This pain explodes inside me, tears stream from my eyes and a heart wrenching noise escapes my lips.
I cant even explain what i feel, what i need to know.
I try, and you don't understand, my pain makes it worse for me, my pain makes me understand i was only desperately hoping, that i was stupid and let myself die again.
I cant stop crying, why do i have to love you? why cant i let you go? Forget about you and pretend like you never existed?
Why do i have to cry? Why cant i stop loving you? Why cant i get out what i need to know?
Its because I'm scared ill be hurt again, like tonight, i tried so hard to get it out, to say it, to ask, and when i finally managed, i felt so stupid, something inside me told me the answer before you could even part your lips.
Something told me when i heard you say,jokingly, "you know i hate you right now right?" and i quickly put in, "No, never mind."
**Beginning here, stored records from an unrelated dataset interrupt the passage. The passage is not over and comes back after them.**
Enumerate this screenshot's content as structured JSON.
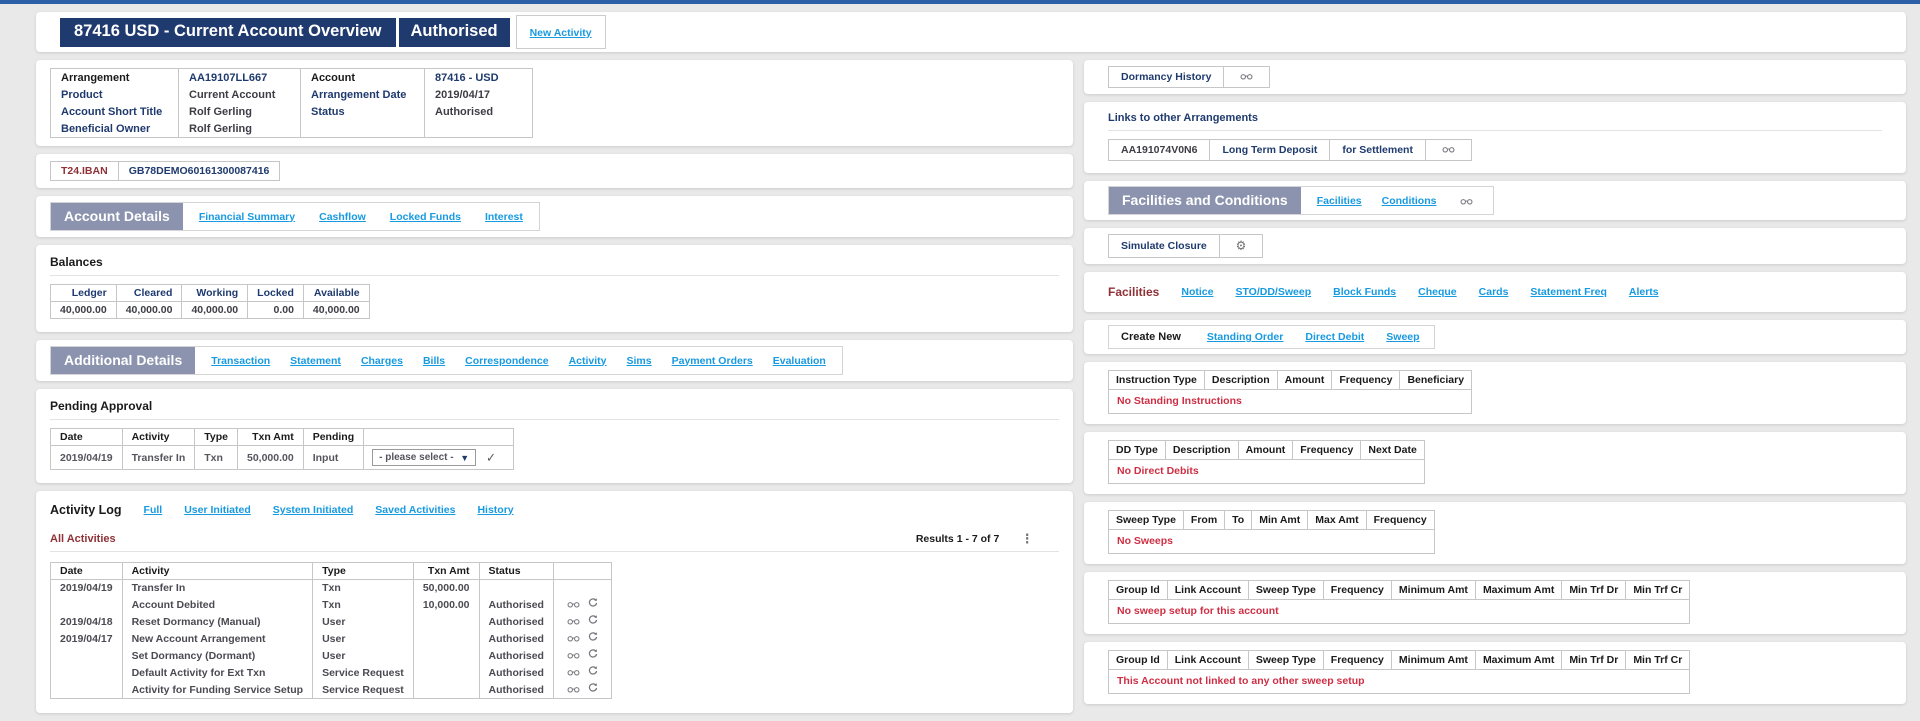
{
  "header": {
    "title": "87416 USD - Current Account Overview",
    "status_badge": "Authorised",
    "new_activity_label": "New Activity"
  },
  "arrangement_panel": {
    "rows": [
      {
        "c0": "Arrangement",
        "c1": "AA19107LL667",
        "c2": "Account",
        "c3": "87416 - USD"
      },
      {
        "c0": "Product",
        "c1": "Current Account",
        "c2": "Arrangement Date",
        "c3": "2019/04/17"
      },
      {
        "c0": "Account Short Title",
        "c1": "Rolf Gerling",
        "c2": "Status",
        "c3": "Authorised"
      },
      {
        "c0": "Beneficial Owner",
        "c1": "Rolf Gerling",
        "c2": "",
        "c3": ""
      }
    ]
  },
  "iban_panel": {
    "label": "T24.IBAN",
    "value": "GB78DEMO60161300087416"
  },
  "account_details": {
    "title": "Account Details",
    "tabs": [
      "Financial Summary",
      "Cashflow",
      "Locked Funds",
      "Interest"
    ]
  },
  "balances": {
    "title": "Balances",
    "headers": [
      "Ledger",
      "Cleared",
      "Working",
      "Locked",
      "Available"
    ],
    "values": [
      "40,000.00",
      "40,000.00",
      "40,000.00",
      "0.00",
      "40,000.00"
    ]
  },
  "additional_details": {
    "title": "Additional Details",
    "tabs": [
      "Transaction",
      "Statement",
      "Charges",
      "Bills",
      "Correspondence",
      "Activity",
      "Sims",
      "Payment Orders",
      "Evaluation"
    ]
  },
  "pending_approval": {
    "title": "Pending Approval",
    "headers": [
      "Date",
      "Activity",
      "Type",
      "Txn Amt",
      "Pending"
    ],
    "row": {
      "date": "2019/04/19",
      "activity": "Transfer In",
      "type": "Txn",
      "txn_amt": "50,000.00",
      "pending": "Input",
      "select_placeholder": "- please select -"
    }
  },
  "activity_log": {
    "title": "Activity Log",
    "tabs": [
      "Full",
      "User Initiated",
      "System Initiated",
      "Saved Activities",
      "History"
    ],
    "filter_label": "All Activities",
    "results": "Results 1 - 7 of 7",
    "headers": [
      "Date",
      "Activity",
      "Type",
      "Txn Amt",
      "Status"
    ],
    "rows": [
      {
        "date": "2019/04/19",
        "activity": "Transfer In",
        "type": "Txn",
        "txn_amt": "50,000.00",
        "status": ""
      },
      {
        "date": "",
        "activity": "Account Debited",
        "type": "Txn",
        "txn_amt": "10,000.00",
        "status": "Authorised"
      },
      {
        "date": "2019/04/18",
        "activity": "Reset Dormancy (Manual)",
        "type": "User",
        "txn_amt": "",
        "status": "Authorised"
      },
      {
        "date": "2019/04/17",
        "activity": "New Account Arrangement",
        "type": "User",
        "txn_amt": "",
        "status": "Authorised"
      },
      {
        "date": "",
        "activity": "Set Dormancy (Dormant)",
        "type": "User",
        "txn_amt": "",
        "status": "Authorised"
      },
      {
        "date": "",
        "activity": "Default Activity for Ext Txn",
        "type": "Service Request",
        "txn_amt": "",
        "status": "Authorised"
      },
      {
        "date": "",
        "activity": "Activity for Funding Service Setup",
        "type": "Service Request",
        "txn_amt": "",
        "status": "Authorised"
      }
    ]
  },
  "dormancy": {
    "label": "Dormancy History"
  },
  "links_arrangements": {
    "title": "Links to other Arrangements",
    "row": {
      "id": "AA191074V0N6",
      "product": "Long Term Deposit",
      "purpose": "for Settlement"
    }
  },
  "facilities_conditions": {
    "title": "Facilities and Conditions",
    "tabs": [
      "Facilities",
      "Conditions"
    ]
  },
  "simulate": {
    "label": "Simulate Closure"
  },
  "facilities": {
    "title": "Facilities",
    "tabs": [
      "Notice",
      "STO/DD/Sweep",
      "Block Funds",
      "Cheque",
      "Cards",
      "Statement Freq",
      "Alerts"
    ]
  },
  "create_new": {
    "label": "Create New",
    "tabs": [
      "Standing Order",
      "Direct Debit",
      "Sweep"
    ]
  },
  "standing_orders": {
    "headers": [
      "Instruction Type",
      "Description",
      "Amount",
      "Frequency",
      "Beneficiary"
    ],
    "empty": "No Standing Instructions"
  },
  "direct_debits": {
    "headers": [
      "DD Type",
      "Description",
      "Amount",
      "Frequency",
      "Next Date"
    ],
    "empty": "No Direct Debits"
  },
  "sweeps": {
    "headers": [
      "Sweep Type",
      "From",
      "To",
      "Min Amt",
      "Max Amt",
      "Frequency"
    ],
    "empty": "No Sweeps"
  },
  "sweep_group": {
    "headers": [
      "Group Id",
      "Link Account",
      "Sweep Type",
      "Frequency",
      "Minimum Amt",
      "Maximum Amt",
      "Min Trf Dr",
      "Min Trf Cr"
    ],
    "empty": "No sweep setup for this account"
  },
  "sweep_group_linked": {
    "headers": [
      "Group Id",
      "Link Account",
      "Sweep Type",
      "Frequency",
      "Minimum Amt",
      "Maximum Amt",
      "Min Trf Dr",
      "Min Trf Cr"
    ],
    "empty": "This Account not linked to any other sweep setup"
  },
  "icons": {
    "gear": "⚙",
    "kebab": "⋮",
    "check": "✓",
    "dropdown_arrow": "▼"
  },
  "colors": {
    "accent_navy": "#1f3a6e",
    "link_blue": "#189ae0",
    "slate_header": "#8b93ae",
    "maroon_heading": "#8f3237",
    "alert_red": "#ce2f44",
    "topbar_blue": "#2c5fa5"
  }
}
I quickly ended the call afterwords, saying id talk to you tomorrow, but i wont, i don't want to talk to you anymore.
Talking to you only makes my pain worse, makes me see how wrong i was.Thats why i told you that remembering things you once said made me realize not to say anything.
God I'm still in love with you, why cant you see that? Why do i have to even think for a second you loved me back?
I sit here now in the dark, crying,wishing i had just been silent, because i know next time we speak, you wont acknowledge what i asked, and if i apologize, all you'll say is that its ok, and move on.
But you don't get it, its not ok, it will never be ok. You have never been in love, you don't know how i feel, you don't know why i cry myself to sleep.
You don't know how it feels to have something burning inside you, something screaming to be released, and not be able to let it out. Not know how to put it into words.
You've never loved me, you don't know why i scream at night, and you don't know how it feels to die piece by piece every night.